Everything froze, even the cats and squirrels, while this chap was taking a look around.
These are actually outnumbered by mentions of 'liming' - the countryman's practice of smearing a sticky substance on trees to catch birds. In any case, the unprestigious sparrowhawks and kestrels had been used by the common sort of chap for centuries to catch pigeons for pies so there is no reason why Will shouldn't have known the hawking terminology used in Othello and elsewhere. Kestrels, as the 1486 Book of St Albans makes clear, are for knaves. And yes, there ARE herons in Warwickshire. I have seen them flying over my village on the border of this county in the early morning looking for garden ponds which contain their breakfasts.

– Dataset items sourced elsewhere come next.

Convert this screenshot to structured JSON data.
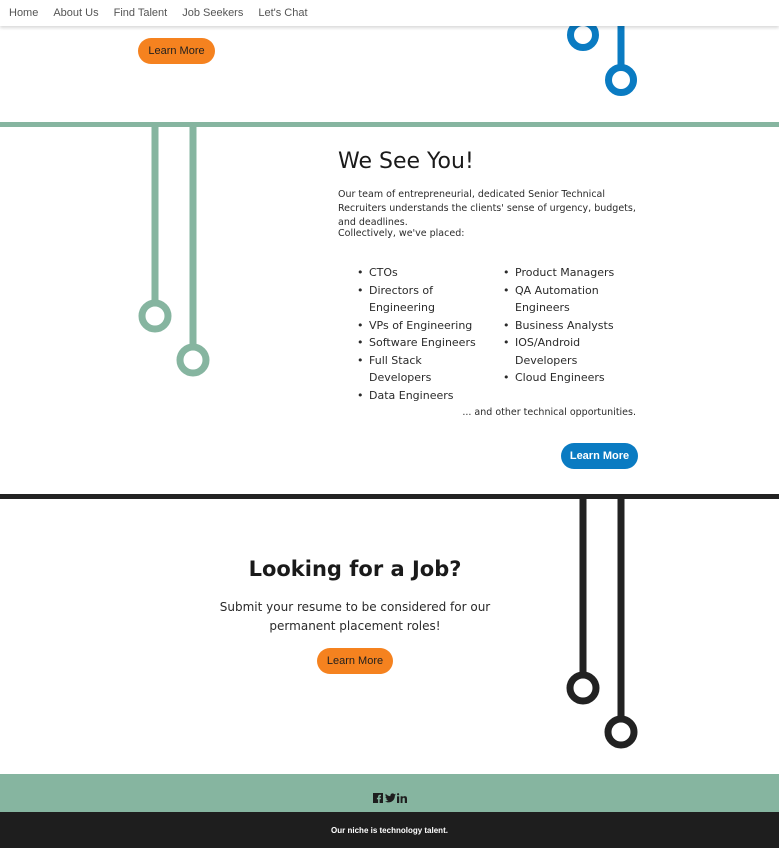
{
  "nav": {
    "items": [
      "Home",
      "About Us",
      "Find Talent",
      "Job Seekers",
      "Let's Chat"
    ]
  },
  "top": {
    "button_label": "Learn More"
  },
  "we_see_you": {
    "title": "We See You!",
    "intro": "Our team of entrepreneurial, dedicated Senior Technical Recruiters understands the clients' sense of urgency, budgets, and deadlines.",
    "placed_label": "Collectively, we've placed:",
    "left_list": [
      "CTOs",
      "Directors of Engineering",
      "VPs of Engineering",
      "Software Engineers",
      "Full Stack Developers",
      "Data Engineers"
    ],
    "right_list": [
      "Product Managers",
      "QA Automation Engineers",
      "Business Analysts",
      "IOS/Android Developers",
      "Cloud Engineers"
    ],
    "more_text": "... and other technical opportunities.",
    "button_label": "Learn More"
  },
  "job": {
    "title": "Looking for a Job?",
    "text": "Submit your resume to be considered for our permanent placement roles!",
    "button_label": "Learn More"
  },
  "footer": {
    "social_icons": [
      "facebook-icon",
      "twitter-icon",
      "linkedin-icon"
    ],
    "tagline": "Our niche is technology talent."
  },
  "colors": {
    "orange": "#f5821f",
    "blue": "#0a7bc2",
    "green": "#86b5a0",
    "dark": "#222222"
  }
}
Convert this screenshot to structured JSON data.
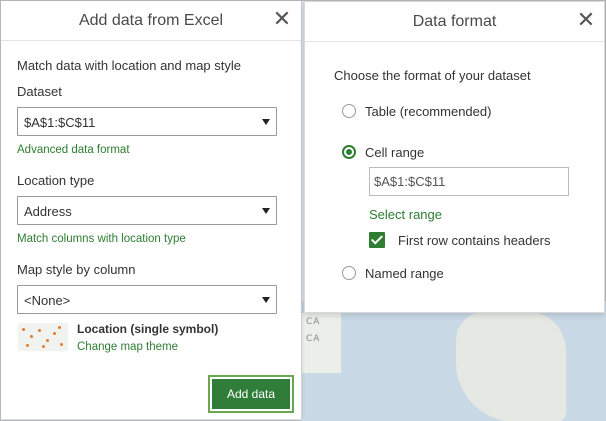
{
  "map": {
    "labels": [
      "CA",
      "CA"
    ]
  },
  "left_panel": {
    "title": "Add data from Excel",
    "close_glyph": "✕",
    "intro": "Match data with location and map style",
    "dataset_label": "Dataset",
    "dataset_value": "$A$1:$C$11",
    "advanced_link": "Advanced data format",
    "location_type_label": "Location type",
    "location_type_value": "Address",
    "match_columns_link": "Match columns with location type",
    "map_style_label": "Map style by column",
    "map_style_value": "<None>",
    "theme_title": "Location (single symbol)",
    "theme_link": "Change map theme",
    "add_button": "Add data"
  },
  "right_panel": {
    "title": "Data format",
    "close_glyph": "✕",
    "prompt": "Choose the format of your dataset",
    "options": [
      {
        "label": "Table (recommended)",
        "checked": false
      },
      {
        "label": "Cell range",
        "checked": true
      },
      {
        "label": "Named range",
        "checked": false
      }
    ],
    "range_value": "$A$1:$C$11",
    "select_range_link": "Select range",
    "first_row_headers": "First row contains headers",
    "first_row_checked": true
  },
  "colors": {
    "accent": "#2e7d32",
    "button": "#2f7d38",
    "button_outline": "#6aa84f"
  }
}
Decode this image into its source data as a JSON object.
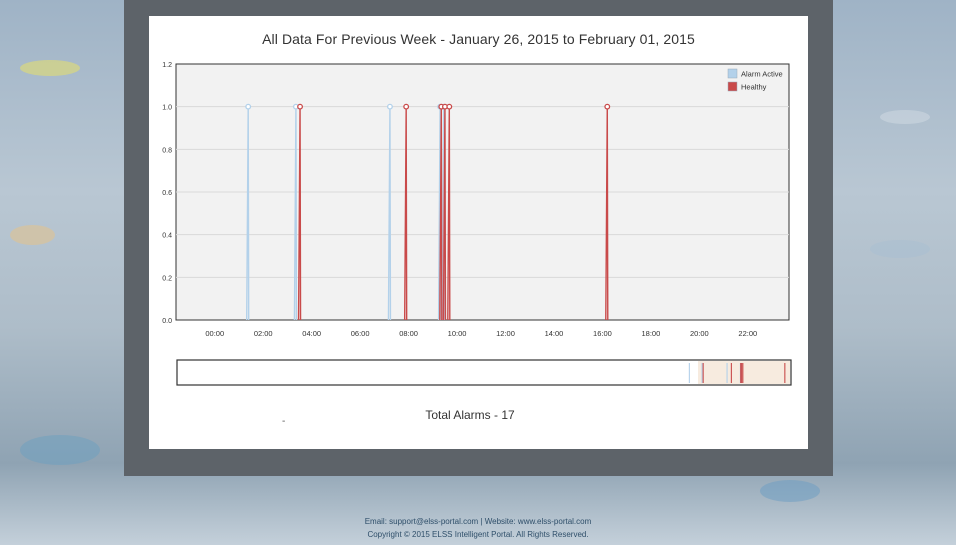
{
  "chart_data": {
    "type": "line",
    "title": "All Data For Previous Week - January 26, 2015 to February 01, 2015",
    "ylim": [
      0,
      1.2
    ],
    "yticks": [
      "0.0",
      "0.2",
      "0.4",
      "0.6",
      "0.8",
      "1.0",
      "1.2"
    ],
    "xlim": [
      -1.6,
      23.7
    ],
    "xticks": [
      "00:00",
      "02:00",
      "04:00",
      "06:00",
      "08:00",
      "10:00",
      "12:00",
      "14:00",
      "16:00",
      "18:00",
      "20:00",
      "22:00"
    ],
    "legend_position": "top-right",
    "grid": true,
    "series": [
      {
        "name": "Alarm Active",
        "color": "#b3d1ea",
        "events": [
          1.38,
          3.35,
          7.23,
          9.3,
          9.45
        ]
      },
      {
        "name": "Healthy",
        "color": "#c94a4a",
        "events": [
          3.52,
          7.9,
          9.35,
          9.5,
          9.68,
          16.2
        ]
      }
    ]
  },
  "navigator": {
    "label": "range-navigator"
  },
  "summary": {
    "total_alarms": "Total Alarms - 17",
    "dash": "-"
  },
  "footer": {
    "contact": "Email: support@elss-portal.com   |   Website: www.elss-portal.com",
    "copyright": "Copyright © 2015 ELSS Intelligent Portal. All Rights Reserved."
  }
}
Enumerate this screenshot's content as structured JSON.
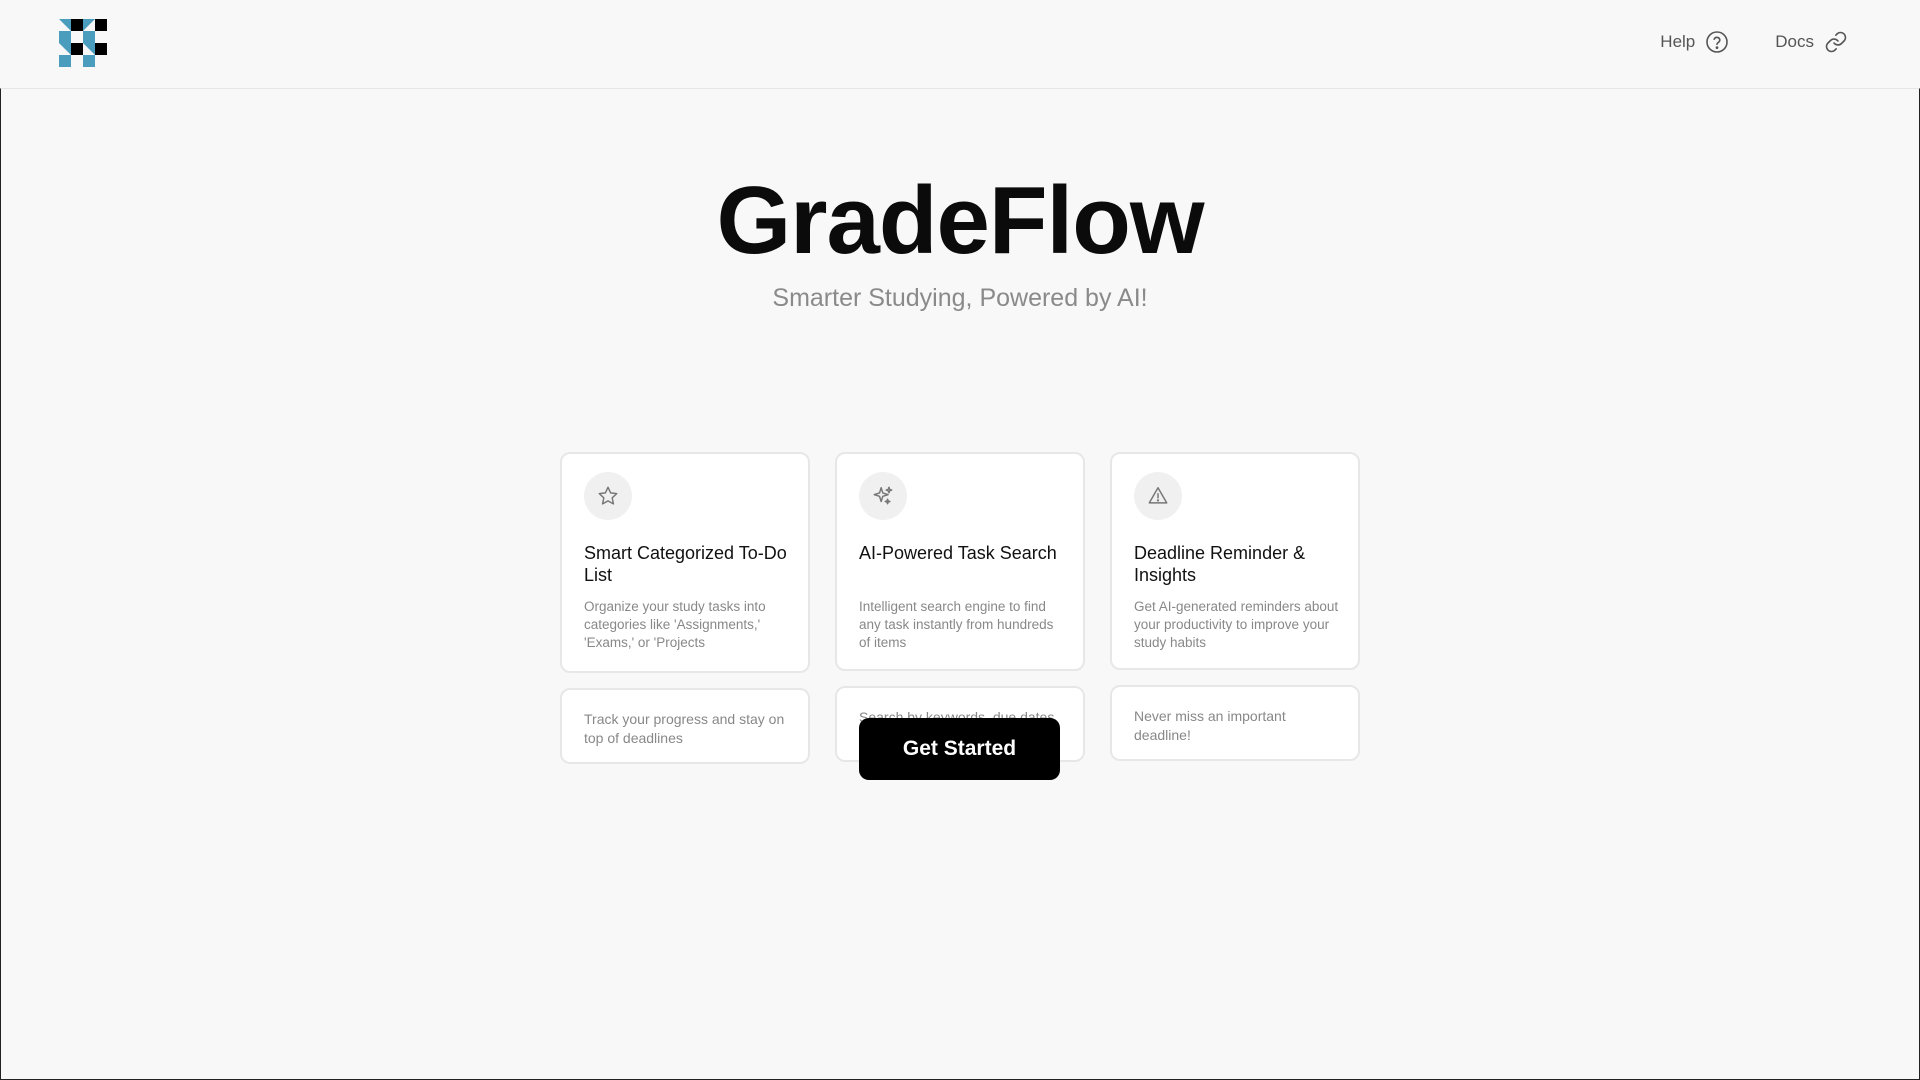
{
  "header": {
    "logo": {
      "icon": "gradeflow-logo-icon",
      "colors": [
        "#000000",
        "#4a9dbd"
      ]
    },
    "nav": [
      {
        "label": "Help",
        "icon": "question-circle-icon"
      },
      {
        "label": "Docs",
        "icon": "link-icon"
      }
    ]
  },
  "hero": {
    "title": "GradeFlow",
    "subtitle": "Smarter Studying, Powered by AI!"
  },
  "features": [
    {
      "icon": "star-icon",
      "title": "Smart Categorized To-Do List",
      "description": "Organize your study tasks into categories like 'Assignments,' 'Exams,' or 'Projects",
      "note": "Track your progress and stay on top of deadlines"
    },
    {
      "icon": "sparkles-icon",
      "title": "AI-Powered Task Search",
      "description": "Intelligent search engine to find any task instantly from hundreds of items",
      "note": "Search by keywords, due dates, or categories"
    },
    {
      "icon": "warning-triangle-icon",
      "title": "Deadline Reminder & Insights",
      "description": "Get AI-generated reminders about your productivity to improve your study habits",
      "note": "Never miss an important deadline!"
    }
  ],
  "cta": {
    "label": "Get Started"
  },
  "colors": {
    "background": "#f8f8f8",
    "card_border": "#e7e7e7",
    "muted_text": "#888888",
    "primary": "#000000"
  }
}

An 1898 dictionary of English dialect words lists 'Harnsa' as used in East Anglia but it was also found in faraway Yorkshire. What we call 'dialect words' are almost always words that were standard in the Middle Ages but which died out in some parts of the country and survived in the more remote areas. Chaucer's Squire's Tale opens with a banquet where guests are feasting on swans and ‘heronsewes’- from the Old French ‘herronceau,’ meaning a young heron . Thus it is entirely possible in the sixteenth century for the word to be known by an author from Warwickshire or one from East Anglia, or anywhere else for all we know. All a dialect dictionary does is to tell you where a word was when it was recorded and not where it might have been in the past.
Caroline Spurgeon shows 35 occurrences of hawks or falcons compared to 60 turtle doves and 44 geese. If ornithology had anything to do with authorship, we might imagine the author not as an aristocratic falconer but an incurable romantic who worked in a farmyard. If you need to discover your candidate's favourite pastime in the plays I suppose you can find it in falconry. However, there are just as many references to the less glamorous sport of bowling.
'Ay, there's the rub', says Hamlet referring to a bump in the ground which would prevent the bowl from rolling in a straight line. He could also have been talking about the extremely simplified meanings produced when you try to squeeze an author into a text rather than appreciating the skills of the one who's already in it.